In: Finance
distinguish thrift operations and finance operations from each other and from traditional banks? how are they different and similar?
Solution =
Thrift - Thrifts are financial institutions and their main purpose is to take money and derive home mortgages in order to facilitate funding of family homes for working class individuals. It includes savings and loan associations. They are relatively smaller in size and their primary focus is on providing services to their customers, for example, they offer checking accounts along with other services, such as, auto loans, credit cards, and personal loans.
Difference -
1) Limitation to offer Products
Conventional banks offer services to both individuals and businesses, whereas, thrifts serve only consumers rather than the small or large businesses. Moreover, thrift banks are required to have 65 percent of their portfolio consisting of consumer loans. Also, they can give around 20 percent of their assets out for commercial loans, and only a half of it can be used for small business loans. Commercial banks do not have any of these restrictions.
2) Higher Yield and Liquidity
Unlike conventional banks, thrifts typically have access to lower cost funding from Federal Home Loan Banks and hence, are charged a low rate of interest. It enables them to provide a higher yield to customers with savings accounts. Furthermore, they have high liquidity to offer home mortgage loans as compared to conventional banks.
3) Range of Products
Banks offer a range of accounts in terms of wealth management, insurance schemes, foreign exchange, etc., and a large number of products are available for the public to choose the one that is suitable for their financial goals. All in all, conventional banks are like a one stop shop for financial services where a customer can find a range of products. On the other hand, thrift banks offer only a few type of accounts and their products are a lot simpler, which doesn’t require a lot of management.
4) Charter
For commercial banks, the charter is issued by federal or state government and the stockholders of the bank can decide which one of the two is reasonable keeping in mind their growth prospects. The charters of the national banks are issued by a division of the United State Treasury called the Office of the Comptroller of the Currency. Commercial banks are allowed to trade a state charter for a federal one. On the other hand, the charter for a thrift bank is issued by either the Federal office of Thrift Supervision or it can be issued by the financial regulatory division of a state government.
5) Ownership
Individuals who seek to launch a chartered savings and loan association typically have two ownership options; the owner can be either a depositor or borrower or shareholders controlling the S&L’s charter stock can also establish a thrift. It is also referred to as a mutual ownership. But banks, on the other hand, offer their services as national or regional businesses and are run by the board of directors that are appointed by the stockholders. Therefore, borrowers and depositors cannot have an ownership of conventional banks.
6) Funding
The funding mechanism of thrift and conventional banks is also different. Thrift mainly gets its funding from the savings that are deposited by individuals and local businesses for which they are paid interest; this is similar to the building societies in the United Kingdom and Australia. As already mentioned, thrifts are very small as compared to conventional banks.
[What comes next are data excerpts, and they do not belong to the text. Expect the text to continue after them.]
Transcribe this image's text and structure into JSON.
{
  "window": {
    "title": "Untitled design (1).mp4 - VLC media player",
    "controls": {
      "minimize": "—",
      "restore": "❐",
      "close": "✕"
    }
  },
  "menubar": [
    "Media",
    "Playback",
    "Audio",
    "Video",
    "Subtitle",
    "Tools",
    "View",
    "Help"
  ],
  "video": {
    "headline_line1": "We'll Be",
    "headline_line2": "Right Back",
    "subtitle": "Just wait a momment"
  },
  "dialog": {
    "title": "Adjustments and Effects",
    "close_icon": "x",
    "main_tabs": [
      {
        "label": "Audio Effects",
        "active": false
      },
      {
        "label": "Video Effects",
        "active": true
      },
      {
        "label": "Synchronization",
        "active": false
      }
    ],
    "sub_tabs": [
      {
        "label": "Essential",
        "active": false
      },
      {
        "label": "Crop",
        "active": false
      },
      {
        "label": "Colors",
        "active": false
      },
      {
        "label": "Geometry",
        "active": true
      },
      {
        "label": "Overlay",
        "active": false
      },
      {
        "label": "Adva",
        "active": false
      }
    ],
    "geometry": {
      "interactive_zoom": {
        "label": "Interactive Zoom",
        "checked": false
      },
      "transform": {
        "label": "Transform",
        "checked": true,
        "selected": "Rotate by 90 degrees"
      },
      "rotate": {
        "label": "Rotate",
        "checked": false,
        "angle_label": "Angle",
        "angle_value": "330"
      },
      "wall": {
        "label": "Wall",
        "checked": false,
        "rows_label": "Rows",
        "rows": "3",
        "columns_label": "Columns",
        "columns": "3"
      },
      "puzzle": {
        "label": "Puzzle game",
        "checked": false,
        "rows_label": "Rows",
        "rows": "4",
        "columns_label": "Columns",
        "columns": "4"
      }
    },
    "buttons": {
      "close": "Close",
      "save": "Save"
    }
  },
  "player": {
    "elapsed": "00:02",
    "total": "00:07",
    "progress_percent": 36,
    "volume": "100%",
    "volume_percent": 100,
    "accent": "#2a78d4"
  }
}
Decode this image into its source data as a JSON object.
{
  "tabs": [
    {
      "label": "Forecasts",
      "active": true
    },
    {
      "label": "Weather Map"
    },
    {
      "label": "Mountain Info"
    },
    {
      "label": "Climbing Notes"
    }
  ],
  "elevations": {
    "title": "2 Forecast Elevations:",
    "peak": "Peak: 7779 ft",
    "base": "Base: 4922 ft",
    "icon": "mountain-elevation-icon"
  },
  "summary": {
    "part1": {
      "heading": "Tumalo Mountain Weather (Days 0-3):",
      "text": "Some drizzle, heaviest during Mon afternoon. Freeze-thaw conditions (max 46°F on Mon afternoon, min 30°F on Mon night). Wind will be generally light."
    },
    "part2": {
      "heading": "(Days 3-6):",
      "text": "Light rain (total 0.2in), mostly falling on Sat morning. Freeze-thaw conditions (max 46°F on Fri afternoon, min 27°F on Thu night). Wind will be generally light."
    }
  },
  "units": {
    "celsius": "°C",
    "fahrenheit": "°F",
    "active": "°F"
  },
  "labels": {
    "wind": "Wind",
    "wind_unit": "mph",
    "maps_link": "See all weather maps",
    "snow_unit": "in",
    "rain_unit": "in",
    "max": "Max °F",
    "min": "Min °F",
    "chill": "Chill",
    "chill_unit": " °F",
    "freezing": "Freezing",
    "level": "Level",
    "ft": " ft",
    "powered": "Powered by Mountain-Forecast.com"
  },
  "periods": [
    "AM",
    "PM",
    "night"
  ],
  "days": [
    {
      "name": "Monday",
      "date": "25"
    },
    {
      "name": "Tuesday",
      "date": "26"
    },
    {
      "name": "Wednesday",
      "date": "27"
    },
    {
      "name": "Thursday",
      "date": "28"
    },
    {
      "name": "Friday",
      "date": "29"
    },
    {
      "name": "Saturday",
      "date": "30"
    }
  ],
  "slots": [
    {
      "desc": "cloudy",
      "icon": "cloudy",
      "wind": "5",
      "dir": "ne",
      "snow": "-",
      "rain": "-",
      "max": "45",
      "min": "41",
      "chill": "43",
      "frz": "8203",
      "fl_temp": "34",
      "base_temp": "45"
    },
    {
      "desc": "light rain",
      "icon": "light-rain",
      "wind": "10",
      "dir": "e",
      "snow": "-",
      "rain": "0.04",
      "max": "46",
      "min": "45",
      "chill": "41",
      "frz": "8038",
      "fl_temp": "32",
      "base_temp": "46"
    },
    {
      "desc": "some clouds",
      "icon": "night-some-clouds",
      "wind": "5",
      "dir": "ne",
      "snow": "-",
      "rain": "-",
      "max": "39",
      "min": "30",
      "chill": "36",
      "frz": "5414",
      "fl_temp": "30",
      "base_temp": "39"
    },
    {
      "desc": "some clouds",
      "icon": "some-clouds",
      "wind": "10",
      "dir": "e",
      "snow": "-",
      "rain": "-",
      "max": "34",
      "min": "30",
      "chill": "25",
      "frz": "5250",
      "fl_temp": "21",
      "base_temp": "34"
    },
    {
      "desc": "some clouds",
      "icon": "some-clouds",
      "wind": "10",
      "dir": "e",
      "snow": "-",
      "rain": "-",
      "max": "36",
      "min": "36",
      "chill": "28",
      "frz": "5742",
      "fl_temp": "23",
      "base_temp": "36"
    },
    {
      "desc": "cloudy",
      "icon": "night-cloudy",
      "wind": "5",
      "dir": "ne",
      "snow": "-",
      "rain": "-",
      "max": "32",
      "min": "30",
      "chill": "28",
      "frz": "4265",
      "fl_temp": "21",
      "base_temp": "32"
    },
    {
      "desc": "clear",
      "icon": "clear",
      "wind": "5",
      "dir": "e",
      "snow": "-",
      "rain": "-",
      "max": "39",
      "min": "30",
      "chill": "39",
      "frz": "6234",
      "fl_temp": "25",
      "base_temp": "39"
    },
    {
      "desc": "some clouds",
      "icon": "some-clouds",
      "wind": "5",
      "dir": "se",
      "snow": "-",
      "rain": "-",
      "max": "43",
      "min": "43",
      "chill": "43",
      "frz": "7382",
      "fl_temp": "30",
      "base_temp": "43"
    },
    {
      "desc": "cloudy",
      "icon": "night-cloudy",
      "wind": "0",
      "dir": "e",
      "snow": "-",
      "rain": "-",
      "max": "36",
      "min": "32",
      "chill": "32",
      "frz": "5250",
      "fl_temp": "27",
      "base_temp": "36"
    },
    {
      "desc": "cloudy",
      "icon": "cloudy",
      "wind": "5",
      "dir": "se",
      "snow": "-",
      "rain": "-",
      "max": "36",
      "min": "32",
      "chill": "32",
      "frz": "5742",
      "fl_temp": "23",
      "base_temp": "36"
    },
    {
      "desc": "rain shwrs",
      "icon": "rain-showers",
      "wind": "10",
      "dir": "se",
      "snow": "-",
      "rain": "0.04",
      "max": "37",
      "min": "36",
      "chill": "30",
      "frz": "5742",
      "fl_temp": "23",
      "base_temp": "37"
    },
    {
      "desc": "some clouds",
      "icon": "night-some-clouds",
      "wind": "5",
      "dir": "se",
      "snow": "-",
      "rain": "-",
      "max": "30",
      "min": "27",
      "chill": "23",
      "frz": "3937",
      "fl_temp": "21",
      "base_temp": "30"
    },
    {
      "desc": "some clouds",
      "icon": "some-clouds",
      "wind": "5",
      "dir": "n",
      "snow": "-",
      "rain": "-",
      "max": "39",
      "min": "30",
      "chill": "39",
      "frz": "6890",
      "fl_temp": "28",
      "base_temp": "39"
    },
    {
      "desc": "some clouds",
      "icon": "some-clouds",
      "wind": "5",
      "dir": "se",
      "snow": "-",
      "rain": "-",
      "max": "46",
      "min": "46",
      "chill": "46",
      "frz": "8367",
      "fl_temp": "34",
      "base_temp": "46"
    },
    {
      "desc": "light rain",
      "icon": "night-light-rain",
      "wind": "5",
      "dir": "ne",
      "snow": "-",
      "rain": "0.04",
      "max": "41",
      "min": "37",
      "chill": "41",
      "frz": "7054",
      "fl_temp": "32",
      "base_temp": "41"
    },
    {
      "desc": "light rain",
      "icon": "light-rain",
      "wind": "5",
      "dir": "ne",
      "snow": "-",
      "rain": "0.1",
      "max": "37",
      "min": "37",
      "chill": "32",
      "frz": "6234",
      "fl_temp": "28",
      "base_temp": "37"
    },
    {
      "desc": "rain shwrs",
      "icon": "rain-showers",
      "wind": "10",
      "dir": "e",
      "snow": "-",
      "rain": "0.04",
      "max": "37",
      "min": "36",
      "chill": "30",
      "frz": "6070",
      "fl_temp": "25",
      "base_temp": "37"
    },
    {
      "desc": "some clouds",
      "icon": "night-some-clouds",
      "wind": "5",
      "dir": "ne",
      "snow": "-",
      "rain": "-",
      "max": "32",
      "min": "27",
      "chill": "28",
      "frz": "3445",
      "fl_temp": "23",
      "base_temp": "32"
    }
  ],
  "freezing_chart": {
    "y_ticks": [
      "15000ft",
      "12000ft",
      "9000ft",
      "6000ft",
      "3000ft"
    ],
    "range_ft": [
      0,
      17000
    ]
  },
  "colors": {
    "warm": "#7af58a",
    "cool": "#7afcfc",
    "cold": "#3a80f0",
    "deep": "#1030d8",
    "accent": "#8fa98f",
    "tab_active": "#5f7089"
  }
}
They operate locally and so, do not get their funding from a money market or private equity. Instead, the money collected from the local community is basically lent as personal loans or mortgages. Whereas, conventional banks behave in a free manner as compared to the thrift banks
Similaity -
Thrifts, along with commercial banks and credit unions, qualify as depository institutions. Most people are familiar with commercial banks and credit unions, but the line becomes fuzzy when defining a thrift. The line is fuzzy in certain states as well, but thrifts are essentially savings and loan associations. More importantly, they are savings banks that specialize in real estate.
Originally, thrifts only offered savings accounts and time deposits, but over the past 20 years, the banks' scope of services has expanded as the needs of the average consumer expanded. They now offer the same products as credit unions and commercial banks.